しかも、ほとんど退色せずに青紫色のままの堅果が鈴生りになった果軸が多数残存していたのには、本当に驚かされました。

 樹下を見ると、堅果が僅かに落下していましたが、果軸ごと落下しているものは見当たりませんでした。また、樹上から果軸ごと採取しようとすると、枝と果軸がしっかりと繋がっていて容易に切り離すことができませんでした。

 たぶん、この個体は果軸と枝の間や殻斗と堅果の間に離層が形成されにくいせいで、いつまでも樹上にドングリが残存しているものと思われます。ただ、この時期にこれだけ鮮度が高い堅果を多数残していたことから、もしかすると普通のシリブカガシよりも花期が遅く、それに連動して結実する時期も普通の個体よりもずっと遅いのかもしれません。秋になったら、あらためてこの個体の様子を確認してみることにします♪

 ところで、この個体にはもう一つ驚かされることがありました。実は、普通のシリブカガシに比べて果軸がもの凄く長かったのです。これまでも150mmぐらいの果軸は目にしたことがありますが、200mmをはるかに超えるものは見たことがありませんでした。まるで、枝垂桜の枝のような秋咲のツブラジイの果軸(*)みたいで、長いものは240mmもありました(図8-381-4参照)。

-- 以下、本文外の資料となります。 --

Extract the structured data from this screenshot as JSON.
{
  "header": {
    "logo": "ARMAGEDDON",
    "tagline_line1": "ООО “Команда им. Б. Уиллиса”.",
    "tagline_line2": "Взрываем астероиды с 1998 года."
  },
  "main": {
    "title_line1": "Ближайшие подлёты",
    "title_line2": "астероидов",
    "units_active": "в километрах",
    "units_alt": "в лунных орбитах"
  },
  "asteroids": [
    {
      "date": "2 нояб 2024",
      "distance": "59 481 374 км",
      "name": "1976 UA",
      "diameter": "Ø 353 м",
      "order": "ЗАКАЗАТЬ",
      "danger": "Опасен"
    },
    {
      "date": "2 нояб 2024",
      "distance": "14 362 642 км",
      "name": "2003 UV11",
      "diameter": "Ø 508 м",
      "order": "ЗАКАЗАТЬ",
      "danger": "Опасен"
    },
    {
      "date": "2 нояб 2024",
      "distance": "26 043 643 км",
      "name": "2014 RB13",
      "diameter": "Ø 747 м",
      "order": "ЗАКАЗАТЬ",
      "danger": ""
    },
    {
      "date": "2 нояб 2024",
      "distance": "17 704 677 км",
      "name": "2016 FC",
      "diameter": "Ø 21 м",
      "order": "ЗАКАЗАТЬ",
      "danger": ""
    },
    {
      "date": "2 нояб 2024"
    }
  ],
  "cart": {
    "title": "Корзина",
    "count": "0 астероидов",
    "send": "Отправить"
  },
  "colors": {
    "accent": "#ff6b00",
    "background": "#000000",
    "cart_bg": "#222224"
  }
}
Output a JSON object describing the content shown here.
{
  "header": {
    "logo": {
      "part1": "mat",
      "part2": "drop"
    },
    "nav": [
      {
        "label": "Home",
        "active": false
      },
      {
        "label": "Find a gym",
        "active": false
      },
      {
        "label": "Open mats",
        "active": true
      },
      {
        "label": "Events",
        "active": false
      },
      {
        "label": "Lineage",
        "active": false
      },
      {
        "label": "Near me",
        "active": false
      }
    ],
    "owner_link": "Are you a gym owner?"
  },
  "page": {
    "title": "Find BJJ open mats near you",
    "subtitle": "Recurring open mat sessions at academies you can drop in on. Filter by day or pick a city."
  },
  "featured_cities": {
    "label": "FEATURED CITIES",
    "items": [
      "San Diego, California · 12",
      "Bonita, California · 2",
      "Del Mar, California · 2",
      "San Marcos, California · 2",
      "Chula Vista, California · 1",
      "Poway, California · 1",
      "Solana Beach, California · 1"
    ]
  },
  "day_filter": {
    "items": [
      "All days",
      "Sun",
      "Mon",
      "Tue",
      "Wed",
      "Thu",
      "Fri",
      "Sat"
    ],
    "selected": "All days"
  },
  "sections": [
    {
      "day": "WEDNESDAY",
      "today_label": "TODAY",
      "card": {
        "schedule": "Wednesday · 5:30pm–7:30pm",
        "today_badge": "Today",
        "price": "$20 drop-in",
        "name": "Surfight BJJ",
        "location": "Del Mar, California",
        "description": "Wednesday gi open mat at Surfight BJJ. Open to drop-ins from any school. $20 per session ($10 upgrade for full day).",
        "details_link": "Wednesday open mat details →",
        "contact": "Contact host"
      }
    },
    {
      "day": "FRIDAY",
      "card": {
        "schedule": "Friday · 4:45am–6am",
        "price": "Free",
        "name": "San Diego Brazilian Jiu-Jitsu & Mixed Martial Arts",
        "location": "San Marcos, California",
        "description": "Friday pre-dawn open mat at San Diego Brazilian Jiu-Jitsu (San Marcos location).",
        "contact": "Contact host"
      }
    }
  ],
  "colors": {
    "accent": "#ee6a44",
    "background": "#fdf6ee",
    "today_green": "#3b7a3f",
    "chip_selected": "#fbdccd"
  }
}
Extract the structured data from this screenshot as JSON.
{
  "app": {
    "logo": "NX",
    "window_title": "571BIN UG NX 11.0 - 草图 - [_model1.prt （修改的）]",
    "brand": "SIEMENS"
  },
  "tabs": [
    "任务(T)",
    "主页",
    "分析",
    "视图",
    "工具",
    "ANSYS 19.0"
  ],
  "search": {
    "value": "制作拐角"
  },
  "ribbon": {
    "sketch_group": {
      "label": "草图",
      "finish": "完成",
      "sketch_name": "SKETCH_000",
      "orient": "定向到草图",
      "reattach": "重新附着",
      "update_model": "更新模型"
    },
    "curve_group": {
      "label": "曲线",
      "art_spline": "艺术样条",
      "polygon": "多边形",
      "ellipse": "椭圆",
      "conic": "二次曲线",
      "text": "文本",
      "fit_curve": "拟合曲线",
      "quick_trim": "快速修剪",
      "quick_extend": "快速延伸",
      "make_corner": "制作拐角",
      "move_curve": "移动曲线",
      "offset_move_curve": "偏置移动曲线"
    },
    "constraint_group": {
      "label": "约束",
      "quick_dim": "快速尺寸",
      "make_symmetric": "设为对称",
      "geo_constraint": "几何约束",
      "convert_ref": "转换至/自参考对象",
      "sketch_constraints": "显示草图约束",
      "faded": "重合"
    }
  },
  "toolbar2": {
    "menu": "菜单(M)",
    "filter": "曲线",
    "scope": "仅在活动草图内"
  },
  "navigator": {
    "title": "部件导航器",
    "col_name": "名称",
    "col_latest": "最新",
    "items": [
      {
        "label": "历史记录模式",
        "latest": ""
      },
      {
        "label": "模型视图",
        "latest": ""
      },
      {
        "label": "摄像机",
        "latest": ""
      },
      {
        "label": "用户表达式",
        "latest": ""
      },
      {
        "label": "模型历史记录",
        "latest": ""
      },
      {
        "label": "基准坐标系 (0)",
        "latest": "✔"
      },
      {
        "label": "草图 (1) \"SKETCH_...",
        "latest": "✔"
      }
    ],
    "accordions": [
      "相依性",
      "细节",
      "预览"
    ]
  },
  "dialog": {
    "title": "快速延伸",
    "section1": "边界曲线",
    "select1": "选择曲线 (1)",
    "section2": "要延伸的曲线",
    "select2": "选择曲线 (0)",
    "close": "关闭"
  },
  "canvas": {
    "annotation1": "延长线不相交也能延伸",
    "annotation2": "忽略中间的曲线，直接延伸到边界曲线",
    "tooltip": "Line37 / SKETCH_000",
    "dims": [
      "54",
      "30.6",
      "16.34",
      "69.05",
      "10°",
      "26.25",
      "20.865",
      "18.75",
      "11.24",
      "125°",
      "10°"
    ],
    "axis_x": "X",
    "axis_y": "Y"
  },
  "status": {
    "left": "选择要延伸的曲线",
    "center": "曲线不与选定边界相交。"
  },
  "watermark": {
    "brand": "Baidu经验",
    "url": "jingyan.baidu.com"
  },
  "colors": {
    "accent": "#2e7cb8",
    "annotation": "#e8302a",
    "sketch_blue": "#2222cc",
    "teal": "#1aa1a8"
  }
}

 最後になりますが、貴重な情報を提供して下さったKさんには、ここであらためて御礼申し上げます。
* 雑記252を参照願います。


(追記1)
 8月3日にシリブカガシの様子を実見したところ、既に堅果が退色しているとは言え、いまだに結構な数の果軸が樹上に残留していました(図8-381-5参照)。それらは手で引っ張ったぐらいでは、容易に枝から脱落しませんでした。

一方、枝先にある冬芽が開き始めていたので、あと2ヶ月も経たない内に開花(一般的なシリブカガシの花期と同じ)するものと思われます(図8-381-6参照)。

 以上の点から、この個体で春になっても新鮮なドングリが樹上に鈴生りだったのは、想定した通り、果軸と枝の間や殻斗と堅果の間に離層が形成されにくいことが原因であると考えられます。

(追記2)
 2024年3月25日、実家に立ち寄った帰りに長居植物園 [ 所在地 : 大阪府大阪市 ] を訪問しました。ドングリ探索のオフシーズンなので、この時期に同園を訪れたのは今回が初めてですが、同時期に金岡公園で見たのと同様に、ほとんど退色せずに青紫色のままの堅果が鈴生りになったシリブカガシを3体確認しました(植栽されているシリブカガシは全部で10数体です)。いずれも、殻斗の堅果の間には不完全ではあるものの離層が形成されていましたが、枝と果軸との間には全く形成されていませんでした。